I wanted to hash out some thoughts on I Saw the Light (2015), Marc Abraham’s little-seen and much derided film starring Tom Hiddleston as 1940s-50s country singer Hank Williams.
It’s not a great film – its narrative structure is somewhat nonexistent and some of the editing is downright confusing, temporally speaking (not sure how much time has gone by or where we are in the artist’s timeline). The film gives the impression that, despite Williams’s depth as a songwriter, the man himself isn’t very interesting. If you can’t pull off this basic tenet of the biopic, what are you left with?
And yet, I’ve watched this movie twice in two months, shortly after it became available on demand. I’m a Hank Williams fan, and recognize his importance in the popular music cannon, but part of me wonders why this film was made. And why Tom Hiddleston of all people? The lanky, sophisticated (and somewhat physically unremarkable) Brit who recently starred in Ben Wheatley’s vastly different High-Rise (2015).
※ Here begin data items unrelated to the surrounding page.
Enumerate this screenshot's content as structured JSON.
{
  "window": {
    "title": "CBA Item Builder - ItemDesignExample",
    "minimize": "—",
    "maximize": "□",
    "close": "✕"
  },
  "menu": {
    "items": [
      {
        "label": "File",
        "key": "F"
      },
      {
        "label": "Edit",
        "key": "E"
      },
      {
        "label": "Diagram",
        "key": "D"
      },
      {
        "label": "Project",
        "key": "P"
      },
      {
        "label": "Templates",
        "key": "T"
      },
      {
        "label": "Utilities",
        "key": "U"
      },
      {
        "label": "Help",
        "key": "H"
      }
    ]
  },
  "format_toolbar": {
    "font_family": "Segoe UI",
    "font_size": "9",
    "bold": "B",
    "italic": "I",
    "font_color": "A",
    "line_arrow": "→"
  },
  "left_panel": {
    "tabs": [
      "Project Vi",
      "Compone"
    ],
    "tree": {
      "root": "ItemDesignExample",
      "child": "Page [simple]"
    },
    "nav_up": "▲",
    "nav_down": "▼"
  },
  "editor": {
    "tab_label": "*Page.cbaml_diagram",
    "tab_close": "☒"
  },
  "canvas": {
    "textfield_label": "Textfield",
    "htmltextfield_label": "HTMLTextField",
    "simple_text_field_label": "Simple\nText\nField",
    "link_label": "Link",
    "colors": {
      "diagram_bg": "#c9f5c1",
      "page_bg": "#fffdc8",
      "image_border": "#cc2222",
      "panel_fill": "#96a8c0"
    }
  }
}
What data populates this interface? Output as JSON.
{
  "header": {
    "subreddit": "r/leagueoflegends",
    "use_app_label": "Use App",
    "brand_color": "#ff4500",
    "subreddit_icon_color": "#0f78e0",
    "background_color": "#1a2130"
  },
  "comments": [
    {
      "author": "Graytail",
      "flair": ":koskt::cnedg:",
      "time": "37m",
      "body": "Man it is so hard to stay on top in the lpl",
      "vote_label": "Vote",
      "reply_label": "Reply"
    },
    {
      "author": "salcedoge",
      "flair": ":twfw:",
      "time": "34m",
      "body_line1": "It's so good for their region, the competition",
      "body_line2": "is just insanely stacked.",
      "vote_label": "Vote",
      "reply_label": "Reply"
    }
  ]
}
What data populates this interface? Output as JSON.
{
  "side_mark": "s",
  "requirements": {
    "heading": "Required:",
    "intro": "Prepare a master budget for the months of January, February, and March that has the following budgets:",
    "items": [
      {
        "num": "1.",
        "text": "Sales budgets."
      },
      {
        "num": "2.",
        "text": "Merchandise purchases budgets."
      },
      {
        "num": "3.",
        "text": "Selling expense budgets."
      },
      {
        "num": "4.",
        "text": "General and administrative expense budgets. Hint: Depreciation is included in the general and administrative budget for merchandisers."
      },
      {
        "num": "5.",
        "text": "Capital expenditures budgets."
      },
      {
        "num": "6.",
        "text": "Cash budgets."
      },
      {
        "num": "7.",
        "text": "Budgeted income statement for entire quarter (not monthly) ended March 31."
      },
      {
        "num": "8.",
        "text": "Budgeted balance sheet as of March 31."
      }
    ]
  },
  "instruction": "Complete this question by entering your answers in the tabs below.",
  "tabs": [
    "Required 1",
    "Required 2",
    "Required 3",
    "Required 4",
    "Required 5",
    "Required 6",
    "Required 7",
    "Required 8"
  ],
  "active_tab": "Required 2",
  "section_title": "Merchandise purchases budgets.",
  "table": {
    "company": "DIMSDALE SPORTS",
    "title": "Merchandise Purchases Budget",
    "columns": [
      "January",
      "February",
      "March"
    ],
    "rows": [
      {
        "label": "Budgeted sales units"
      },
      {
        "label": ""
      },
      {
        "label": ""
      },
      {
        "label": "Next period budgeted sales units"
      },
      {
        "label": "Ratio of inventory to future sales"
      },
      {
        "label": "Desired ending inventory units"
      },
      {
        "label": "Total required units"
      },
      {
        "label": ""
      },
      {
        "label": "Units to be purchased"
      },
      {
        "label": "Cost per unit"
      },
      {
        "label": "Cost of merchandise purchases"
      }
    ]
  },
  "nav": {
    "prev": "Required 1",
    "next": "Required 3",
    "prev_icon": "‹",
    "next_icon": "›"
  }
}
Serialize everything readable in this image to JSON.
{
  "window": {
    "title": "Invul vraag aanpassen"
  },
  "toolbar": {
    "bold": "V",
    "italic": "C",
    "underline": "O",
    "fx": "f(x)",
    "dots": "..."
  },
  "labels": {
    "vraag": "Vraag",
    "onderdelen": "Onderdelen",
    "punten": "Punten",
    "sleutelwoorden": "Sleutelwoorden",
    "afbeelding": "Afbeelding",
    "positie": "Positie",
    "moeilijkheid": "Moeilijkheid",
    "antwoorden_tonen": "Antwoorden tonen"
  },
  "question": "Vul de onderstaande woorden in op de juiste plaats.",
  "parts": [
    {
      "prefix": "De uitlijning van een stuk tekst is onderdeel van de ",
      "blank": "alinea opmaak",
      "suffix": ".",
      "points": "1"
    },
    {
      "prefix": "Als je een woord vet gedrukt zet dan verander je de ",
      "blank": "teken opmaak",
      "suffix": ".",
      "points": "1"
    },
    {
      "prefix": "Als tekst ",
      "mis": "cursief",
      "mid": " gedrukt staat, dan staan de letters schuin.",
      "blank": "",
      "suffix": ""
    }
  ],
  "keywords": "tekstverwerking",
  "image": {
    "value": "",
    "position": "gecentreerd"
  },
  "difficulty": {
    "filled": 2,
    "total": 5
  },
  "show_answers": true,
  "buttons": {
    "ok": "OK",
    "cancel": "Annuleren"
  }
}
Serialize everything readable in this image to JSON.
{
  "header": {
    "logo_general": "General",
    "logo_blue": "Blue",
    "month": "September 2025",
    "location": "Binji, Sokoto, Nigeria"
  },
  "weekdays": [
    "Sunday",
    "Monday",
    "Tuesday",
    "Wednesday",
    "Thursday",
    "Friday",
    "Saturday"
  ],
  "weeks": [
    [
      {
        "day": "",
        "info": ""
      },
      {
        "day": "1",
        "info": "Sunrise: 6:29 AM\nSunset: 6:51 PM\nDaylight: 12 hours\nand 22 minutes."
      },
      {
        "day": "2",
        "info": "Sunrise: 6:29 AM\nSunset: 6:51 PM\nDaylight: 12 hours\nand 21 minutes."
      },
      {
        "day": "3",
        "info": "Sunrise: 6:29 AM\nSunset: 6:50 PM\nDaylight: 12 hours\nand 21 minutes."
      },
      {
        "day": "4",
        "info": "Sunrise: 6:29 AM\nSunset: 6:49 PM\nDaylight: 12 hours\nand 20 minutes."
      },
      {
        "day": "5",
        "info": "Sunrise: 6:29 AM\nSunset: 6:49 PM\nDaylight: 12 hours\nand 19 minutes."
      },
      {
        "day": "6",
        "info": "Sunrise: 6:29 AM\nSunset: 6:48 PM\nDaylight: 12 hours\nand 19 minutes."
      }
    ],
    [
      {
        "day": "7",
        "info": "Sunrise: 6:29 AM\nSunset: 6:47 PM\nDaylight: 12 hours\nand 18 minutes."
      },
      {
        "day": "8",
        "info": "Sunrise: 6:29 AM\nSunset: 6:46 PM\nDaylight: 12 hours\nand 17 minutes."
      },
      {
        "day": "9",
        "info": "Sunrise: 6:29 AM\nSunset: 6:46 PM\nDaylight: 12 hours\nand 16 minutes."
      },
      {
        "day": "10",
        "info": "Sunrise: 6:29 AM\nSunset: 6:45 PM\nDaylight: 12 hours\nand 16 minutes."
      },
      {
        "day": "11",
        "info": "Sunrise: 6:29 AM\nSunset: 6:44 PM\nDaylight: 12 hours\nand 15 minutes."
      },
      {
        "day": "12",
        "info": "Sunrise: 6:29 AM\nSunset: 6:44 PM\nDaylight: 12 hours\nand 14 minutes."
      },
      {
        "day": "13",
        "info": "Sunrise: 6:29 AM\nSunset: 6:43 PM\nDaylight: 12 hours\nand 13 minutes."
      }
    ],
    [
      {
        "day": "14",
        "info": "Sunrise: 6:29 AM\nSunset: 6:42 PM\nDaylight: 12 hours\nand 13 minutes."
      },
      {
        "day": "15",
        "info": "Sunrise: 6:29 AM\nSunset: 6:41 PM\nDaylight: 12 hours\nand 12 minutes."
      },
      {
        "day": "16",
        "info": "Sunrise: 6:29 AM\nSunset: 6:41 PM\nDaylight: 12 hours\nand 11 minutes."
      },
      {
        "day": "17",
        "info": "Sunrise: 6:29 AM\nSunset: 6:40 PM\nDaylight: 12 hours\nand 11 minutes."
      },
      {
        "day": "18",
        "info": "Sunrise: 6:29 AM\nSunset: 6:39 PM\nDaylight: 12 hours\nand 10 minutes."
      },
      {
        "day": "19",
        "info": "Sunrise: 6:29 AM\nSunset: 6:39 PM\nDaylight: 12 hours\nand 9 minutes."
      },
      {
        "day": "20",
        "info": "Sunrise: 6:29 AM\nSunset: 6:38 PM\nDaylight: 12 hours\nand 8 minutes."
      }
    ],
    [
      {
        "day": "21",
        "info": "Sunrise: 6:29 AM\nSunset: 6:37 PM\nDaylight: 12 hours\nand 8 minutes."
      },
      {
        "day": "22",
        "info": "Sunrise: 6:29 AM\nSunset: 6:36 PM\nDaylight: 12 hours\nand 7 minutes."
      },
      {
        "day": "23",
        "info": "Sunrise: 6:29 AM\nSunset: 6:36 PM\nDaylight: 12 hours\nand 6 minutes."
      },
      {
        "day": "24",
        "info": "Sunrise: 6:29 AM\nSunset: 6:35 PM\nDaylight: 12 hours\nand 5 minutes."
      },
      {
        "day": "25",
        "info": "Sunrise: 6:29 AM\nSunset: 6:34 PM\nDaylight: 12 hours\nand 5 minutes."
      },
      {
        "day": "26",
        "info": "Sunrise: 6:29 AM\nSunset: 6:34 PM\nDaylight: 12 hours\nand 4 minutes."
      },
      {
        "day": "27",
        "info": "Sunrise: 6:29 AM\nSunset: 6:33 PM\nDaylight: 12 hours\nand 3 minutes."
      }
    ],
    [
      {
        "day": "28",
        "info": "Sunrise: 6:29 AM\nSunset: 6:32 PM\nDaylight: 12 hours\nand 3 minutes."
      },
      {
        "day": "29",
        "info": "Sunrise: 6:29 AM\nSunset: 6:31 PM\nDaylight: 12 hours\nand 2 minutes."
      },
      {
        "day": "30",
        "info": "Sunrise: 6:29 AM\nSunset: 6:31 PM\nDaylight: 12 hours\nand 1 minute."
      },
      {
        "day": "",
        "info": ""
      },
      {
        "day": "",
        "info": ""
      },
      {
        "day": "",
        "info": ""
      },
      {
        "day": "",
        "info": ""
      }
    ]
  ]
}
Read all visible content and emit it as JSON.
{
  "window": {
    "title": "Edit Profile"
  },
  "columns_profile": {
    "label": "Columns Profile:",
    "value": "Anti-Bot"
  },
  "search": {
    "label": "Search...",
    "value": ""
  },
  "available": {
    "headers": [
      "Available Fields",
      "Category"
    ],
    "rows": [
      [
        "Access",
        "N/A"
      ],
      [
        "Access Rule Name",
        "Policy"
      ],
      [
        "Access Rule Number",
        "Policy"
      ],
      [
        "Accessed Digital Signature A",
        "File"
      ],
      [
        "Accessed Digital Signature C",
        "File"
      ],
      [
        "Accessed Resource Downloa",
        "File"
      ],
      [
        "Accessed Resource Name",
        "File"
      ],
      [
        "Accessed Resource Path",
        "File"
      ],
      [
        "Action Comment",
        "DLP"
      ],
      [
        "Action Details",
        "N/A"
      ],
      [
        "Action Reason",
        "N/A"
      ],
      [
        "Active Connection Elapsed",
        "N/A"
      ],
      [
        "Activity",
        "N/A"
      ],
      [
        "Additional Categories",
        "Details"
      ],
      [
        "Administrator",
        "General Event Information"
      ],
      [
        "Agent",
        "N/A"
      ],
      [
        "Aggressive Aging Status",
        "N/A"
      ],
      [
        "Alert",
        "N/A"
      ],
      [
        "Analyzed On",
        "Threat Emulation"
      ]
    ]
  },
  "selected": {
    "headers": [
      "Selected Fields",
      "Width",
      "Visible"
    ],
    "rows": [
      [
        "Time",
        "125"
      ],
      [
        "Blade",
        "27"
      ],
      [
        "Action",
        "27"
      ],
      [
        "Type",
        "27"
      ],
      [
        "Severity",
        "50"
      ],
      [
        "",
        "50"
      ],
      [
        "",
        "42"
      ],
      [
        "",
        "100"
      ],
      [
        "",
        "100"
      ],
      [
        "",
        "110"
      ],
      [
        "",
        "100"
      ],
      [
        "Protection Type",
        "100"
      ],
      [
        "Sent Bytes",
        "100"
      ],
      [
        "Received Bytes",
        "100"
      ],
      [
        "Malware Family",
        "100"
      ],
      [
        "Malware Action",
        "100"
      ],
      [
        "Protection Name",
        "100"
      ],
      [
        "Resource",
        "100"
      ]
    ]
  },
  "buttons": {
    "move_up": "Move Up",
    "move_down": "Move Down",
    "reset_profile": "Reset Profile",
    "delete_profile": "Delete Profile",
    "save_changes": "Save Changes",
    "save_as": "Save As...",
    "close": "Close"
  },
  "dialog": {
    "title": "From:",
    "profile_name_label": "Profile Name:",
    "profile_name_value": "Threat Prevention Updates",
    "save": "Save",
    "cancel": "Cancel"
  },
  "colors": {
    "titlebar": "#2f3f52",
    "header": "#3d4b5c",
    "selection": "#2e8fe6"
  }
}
It might very well be the oddness of the whole thing that kept me watching.
I just couldn’t picture Hiddleston singing “Hey good lookin’, whatcha got cookin’?” in any way that would do justice to Williams’s talent. It’s also strange because it seems like the people who would watch it – Hank Williams fans – would not know who Hiddleston was (the two groups seem incongruous). But maybe that was the point of such odd casting.
I’m more interested in Hiddleston’s performance of the songs – and the fact that he’s actually quite good. But it’s more his enthusiasm in the role, the sheer effort, that makes it so fun to watch.